DATE OF OPERATION: MM/DD/YYYY
PREOPERATIVE DIAGNOSIS: Left thyroid mass.
POSTOPERATIVE DIAGNOSIS: Left thyroid mass.
OPERATION PERFORMED: Left hemithyroidectomy.
SURGEON: John Doe, MD
ANESTHESIA: General.
INDICATIONS FOR OPERATION: This is a patient with a left thyroid mass. The patient had a needle aspirate that suggested a benign lesion; however, because of family history and concerns about cancer, the patient has requested surgical removal. Left hemithyroidectomy with possible total based on frozen section has been recommended. The risks and benefits have been discussed. The patient was interviewed preoperatively in the holding area prior to sedatives. All questions were answered and consent was signed.
DESCRIPTION OF OPERATION: The patient was placed in the supine position under general anesthesia by endotracheal tube. Xylocaine 1% with epinephrine was injected in the lower neck, and the neck was prepped and draped sterilely.

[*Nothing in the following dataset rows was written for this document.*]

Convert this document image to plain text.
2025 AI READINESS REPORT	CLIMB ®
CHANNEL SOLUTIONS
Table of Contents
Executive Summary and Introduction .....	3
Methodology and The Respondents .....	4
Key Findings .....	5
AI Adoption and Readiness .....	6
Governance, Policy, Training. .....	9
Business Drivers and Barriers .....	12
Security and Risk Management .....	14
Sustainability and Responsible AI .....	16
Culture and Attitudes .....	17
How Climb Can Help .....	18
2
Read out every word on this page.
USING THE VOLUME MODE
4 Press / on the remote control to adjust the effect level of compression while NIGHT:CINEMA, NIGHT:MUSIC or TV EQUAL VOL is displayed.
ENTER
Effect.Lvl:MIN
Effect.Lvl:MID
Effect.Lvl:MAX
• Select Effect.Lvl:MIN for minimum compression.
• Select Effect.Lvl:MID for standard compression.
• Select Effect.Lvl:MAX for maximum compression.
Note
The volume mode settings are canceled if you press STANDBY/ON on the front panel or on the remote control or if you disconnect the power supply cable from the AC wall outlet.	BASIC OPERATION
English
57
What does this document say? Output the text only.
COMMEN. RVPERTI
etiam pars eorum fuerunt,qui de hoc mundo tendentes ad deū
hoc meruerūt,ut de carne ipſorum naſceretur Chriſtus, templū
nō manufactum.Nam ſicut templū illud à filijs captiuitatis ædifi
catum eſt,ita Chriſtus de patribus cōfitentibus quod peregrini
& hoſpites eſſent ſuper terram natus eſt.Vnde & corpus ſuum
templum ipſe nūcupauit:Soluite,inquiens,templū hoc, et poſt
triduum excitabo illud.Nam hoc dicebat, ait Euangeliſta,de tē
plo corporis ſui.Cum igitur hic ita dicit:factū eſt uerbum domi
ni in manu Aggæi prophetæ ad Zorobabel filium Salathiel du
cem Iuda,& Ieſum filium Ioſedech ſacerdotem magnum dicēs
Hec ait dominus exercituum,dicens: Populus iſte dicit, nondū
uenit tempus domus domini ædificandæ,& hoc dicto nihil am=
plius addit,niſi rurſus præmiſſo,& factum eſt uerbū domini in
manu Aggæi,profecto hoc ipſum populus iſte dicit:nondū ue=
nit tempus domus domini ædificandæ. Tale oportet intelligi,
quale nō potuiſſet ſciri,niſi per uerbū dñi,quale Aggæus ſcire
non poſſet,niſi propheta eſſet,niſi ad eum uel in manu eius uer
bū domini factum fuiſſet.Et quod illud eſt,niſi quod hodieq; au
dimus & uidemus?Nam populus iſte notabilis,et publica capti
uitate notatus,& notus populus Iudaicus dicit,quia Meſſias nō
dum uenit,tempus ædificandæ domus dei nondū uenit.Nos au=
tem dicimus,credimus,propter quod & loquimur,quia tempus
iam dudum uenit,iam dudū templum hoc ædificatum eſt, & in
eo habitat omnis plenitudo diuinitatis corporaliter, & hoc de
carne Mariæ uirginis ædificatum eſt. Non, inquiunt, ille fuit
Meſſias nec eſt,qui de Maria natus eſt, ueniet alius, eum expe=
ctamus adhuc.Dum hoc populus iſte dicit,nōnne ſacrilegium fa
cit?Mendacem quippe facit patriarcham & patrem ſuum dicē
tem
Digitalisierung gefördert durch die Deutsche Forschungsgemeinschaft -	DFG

A thyroid incision was then made and carried at a subplatysmal plane to the sternal and thyroid notches. Strap muscles were elevated and separated and taken off the left side with release of the sternothyroid superiorly. The superior pole vessels were suture ligatured as was the anterior thyroid and the anterior thyroid vasculature being the only major vasculature seen coming into this gland. The remaining soft tissues were taken off the outer surface of the gland, releasing the soft tissues, allowing them to fall laterally. The superior parathyroid was identified and well preserved. The inferior parathyroid was identified, was more adherent to the gland, but was taken off with the anterior thyroid artery and preserved.
As the gland was rolled medially, the nerve was seen traveling at its nerve entry zone, and the vessels and ligaments were taken using the Harmonic device, carefully clamping, using this to coagulate and separate, getting good hemostasis and division of the tissues. The large vessels were, however, suture ligated as indicated before. The isthmus was divided with the ultrasonic device, and this was then oversewn with 2-0 chromic to assure hemostasis in the isthmus. The wound was irrigated with antibiotic solution. It was a very dry wound. Both parathyroids and nerve were again visualized and were well preserved. The drain was brought out through a separate opening and sutured to the skin and allowed to lie from the lower wound under the strap muscle to drain the thyroid inferior and lateral portions of the wound.
The strap muscles were closed with 3-0 chromic. The platysma was closed with 3-0 chromic and the skin was closed with 5-0 Vicryl. Steri-Strips were applied. The patient tolerated the procedure well and was taken to the recovery room in good condition with no complications. Estimated blood loss was 30 mL.